Facial appearance has
a strong genetic component; monozygotic (MZ) twins look more similar
than dizygotic (DZ) twins or unrelated individuals. The heritability of
craniofacial morphology is as high as 0.8 in twins and families [1], [2], [3]. Some craniofacial traits, such as facial height and position of the lower jaw, appear to be more heritable than others [1], [2], [3].
The general morphology of craniofacial bones is largely genetically
determined and partly attributable to environmental factors [4]–[11]. Although genes have been mapped for various rare craniofacial syndromes largely inherited in Mendelian form [12],
the genetic basis of normal variation in human facial shape is still
poorly understood. An appreciation of the genetic basis of facial shape
variation has far reaching implications for understanding the etiology
of facial pathologies, the origin of major sensory organ systems, and
even the evolution of vertebrates [13], [14].
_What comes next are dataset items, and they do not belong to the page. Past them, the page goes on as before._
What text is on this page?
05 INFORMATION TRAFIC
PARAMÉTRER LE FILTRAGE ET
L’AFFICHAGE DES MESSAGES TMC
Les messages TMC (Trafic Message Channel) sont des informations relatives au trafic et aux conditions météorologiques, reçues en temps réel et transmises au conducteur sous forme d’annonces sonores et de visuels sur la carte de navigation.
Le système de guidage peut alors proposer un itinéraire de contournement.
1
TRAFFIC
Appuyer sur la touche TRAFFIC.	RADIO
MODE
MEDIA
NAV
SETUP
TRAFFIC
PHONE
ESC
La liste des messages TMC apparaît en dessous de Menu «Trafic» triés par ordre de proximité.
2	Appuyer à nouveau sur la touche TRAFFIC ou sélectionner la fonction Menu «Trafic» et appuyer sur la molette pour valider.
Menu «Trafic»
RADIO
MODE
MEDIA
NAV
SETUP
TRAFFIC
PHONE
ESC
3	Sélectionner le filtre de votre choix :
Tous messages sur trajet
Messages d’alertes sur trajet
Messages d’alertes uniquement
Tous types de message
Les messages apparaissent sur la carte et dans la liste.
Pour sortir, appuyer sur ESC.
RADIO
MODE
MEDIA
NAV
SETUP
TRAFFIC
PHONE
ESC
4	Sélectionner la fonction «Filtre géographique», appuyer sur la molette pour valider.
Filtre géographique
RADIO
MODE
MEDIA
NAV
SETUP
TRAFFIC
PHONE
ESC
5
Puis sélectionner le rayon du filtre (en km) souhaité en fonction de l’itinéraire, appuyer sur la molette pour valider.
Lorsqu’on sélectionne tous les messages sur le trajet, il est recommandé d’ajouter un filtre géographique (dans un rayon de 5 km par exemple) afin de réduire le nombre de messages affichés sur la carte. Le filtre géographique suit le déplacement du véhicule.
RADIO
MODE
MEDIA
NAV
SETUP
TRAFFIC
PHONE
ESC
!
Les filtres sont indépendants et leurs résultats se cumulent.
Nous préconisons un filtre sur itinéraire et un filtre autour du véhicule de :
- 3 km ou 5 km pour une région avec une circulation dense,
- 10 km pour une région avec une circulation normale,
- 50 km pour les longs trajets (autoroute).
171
In addition, it is feasible to speculate that once the majority of
genetic determinants of facial morphology are understood, predicting
facial appearance from DNA found at a crime scene will become useful as
investigative tool in forensic case work [15]. Some externally visible human characteristics, such as eye color [16]–[18] and hair color [19], can already be inferred from a DNA sample with practically useful accuracies.
In a recent candidate
gene study carried out in two independent European population samples,
we investigated a potential association between risk alleles for
non-syndromic cleft lip with or without cleft palate (NSCL/P) and nose
width and facial width in the normal population [20].
Two NSCL/P associated single nucleotide polymorphisms (SNPs) showed
association with different facial phenotypes in different populations.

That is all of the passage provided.